Yirmi yıllık senaryo...
Senaryo hep yazıldı çizildi... Ancak yirmi yıldır bir türlü sahneye konulamadı... Son günlerde Ankara kulislerinde revize edilmiş haliyle sergilenebilmesi için yoğun gayret var. Senaryonun özü bildik: " Merkez sağın iki partisi, DYP-ANAP'ı tek çatı altında birleştirmek... " Kulaktan kulağa fısıldanan söylenti ise şöyle: "Süleyman Demirel ile Erkan Mumcu, Antalya Belek'te bir tatil köyünde buluştu. Merkez sağın birleşmesinin çatı yapısı için adım atıldı..." Bir haftaya yakın süredir, siyasetin bazı etkin isimlerinin ağzında bir soru işareti şeklinde dolaşan söylenti ne kadar gerçek?
Adi bir yalan Soruyu dün Anavatan lideri Erkan Mumcu'ya yönelttik. Önce güldü "söylentinin" kendisine de ulaştığını belirtip ekledi: "Adi bir yalan..." 9'uncu Cumhurbaşkanı'nın tatil için nereye gittiğini bilmediğini belirtti. Hemen ardından da şöyle dedi: "Eğer Sayın Demirel Antalya'da ise ben onu da bilmiyorum. Benim bildiğim ve emin olduğum tek şey var; o da bu yıl Antalya'ya hiç gitmediğim..." Bunları söyledikten sonra, söylentinin daha çok Demirel'in önerileri üzerinde yoğunlaştığını anımsattı. "Madem senaryoya göre Sayın Demirel bunları söylemiş, peki ben ne söylemişim?" sorusunu yöneltip devam etti: "Sayın Demirel, birleşmenin formülünü söylemiş olsaydı, o zaman benim de 'Siz 20 yıldır bunu niye yapmadınız?' diye sormuş olmam gerekmez miydi?.."

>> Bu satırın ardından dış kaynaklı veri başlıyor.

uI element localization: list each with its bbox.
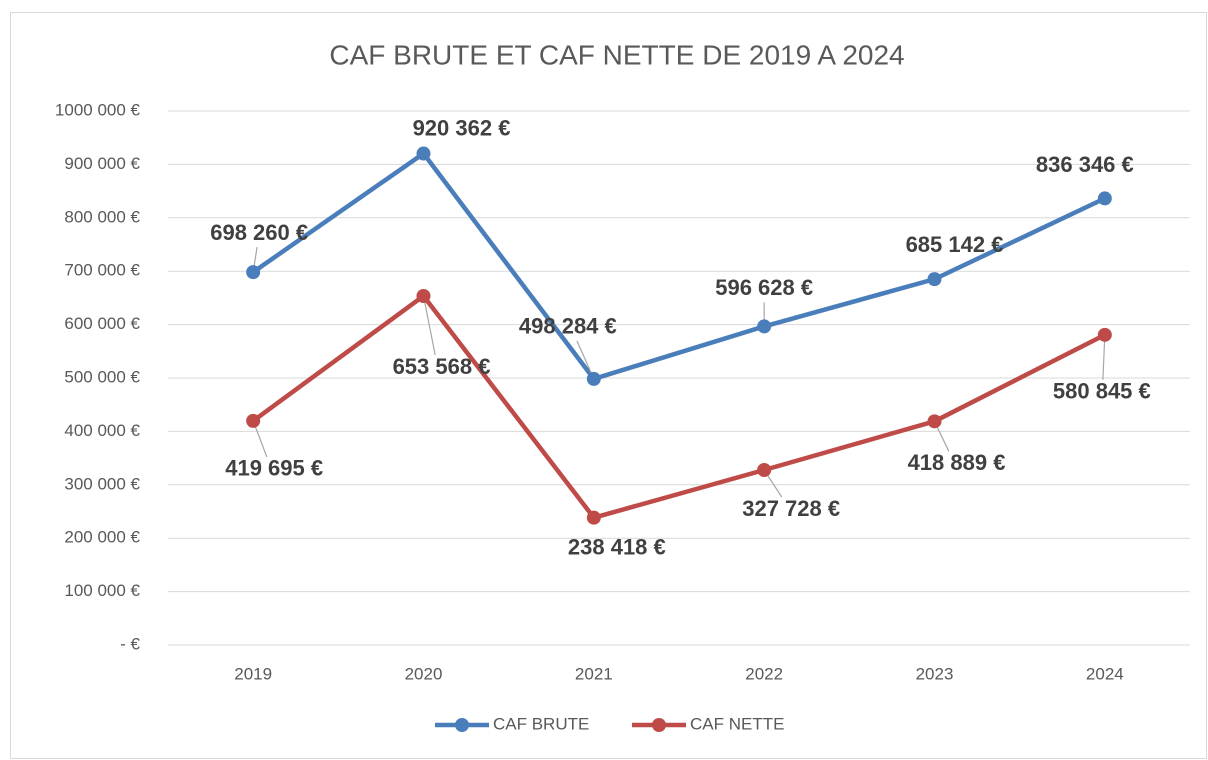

Ağar: Kulisten okuyanlar DYP lideri Mehmet Ağar da "merkez sağda birleşme" arayışı içinde olanlara karşı benzer yaklaşım gösterdi. "Bunları çıkaranlar merkez sağcıların Ankara kulisçileri" deyip, devam etti: "Bunlar kulislerde otururlar, hayatları boyunca halkın içinde dolaşmazlar. Boş kaldıkça kulisten senaryolar yazıp, okurlar. Tepeden inme taksim döneminin bittiğinin farkında değiller..." Günlerdir Anadolu'yu dolaştığını belirten Ağar, şöyle dedi: "Çıkıp bir kırsalı görsünler, şehirleri gezsinler. 'Anadolu ne diyor' farkına varsınlar. Oturduğun yerden siyaset döneminin bittiğinin farkına varsınlar..." İki lideri dinledikten sonra sağda birleşme arayanlara şu söylenebilir: Her iki lider de gücüne güveniyor. Dolayısıyla bu senaryonun sahneye konulması, geçmişte olduğu gibi bu dönem de olası değil.
Çağrıya destek CHP'nin TBMM'nin olağanüstü toplanması çağrısına gelince: Her iki lider de destek veriyor. Ancak, hem Ağar, hem de Mumcu, bu konuda çok geç kalındığı kanısında. Mumcu, bunun nedenini şu sözlerle ortaya koydu: "Üç ay önce Meclis'in toplanıp farklılaşan teröre karşı bir yol haritası çizmesi gerektiğini söyledim. Kimse dinlemedi. Keşke Meclis'i daha önce hükümet olağanüstü toplasaydı..." Mumcu, terör konusunda Türkiye'nin geçmişten beri refleksleriyle hareket ettiğini belirtti. Bugün de benzer bir durumun yaşandığını vurgulayıp sözlerini şöyle tamamladı: "Hükümet refleksleriyle hareket etmesi sonucu bugün içine düştüğü durumu politika gibi sunmaya kalkmasın..." Ağar'ın yaklaşımı ise farklıydı. Son dönemde bazı kişilerin, "AKP ve MHP'nin önünü keselim" arayışı içinde farklı hareket tarzları geliştirmeye çalıştıklarını belirterek şöyle dedi: "Terörle mücadele ancak devlet eliyle olur. Bunun dışında kimse yeni bir yöntem aramasın. Yoksa DEHAP'ın karşısına MHP'yi koyarak bir sonuç elde edilmez. Şurasını da kesin görüyorum; kimse kavga istemiyor. Yükselen dalga bize geliyor. Kavgaya değil, makule geliyor." Meclisteki muhalefetin iki partisinin liderinin görüşleri böyle. Ancak, AKP'nin olumsuz tavrına, CHP'nin olağanüstü toplantı başvurusunu geciktirmesine bakıldığında, Meclis'in açılışının olağan değil, normal zamanında olacağı da görülüyor.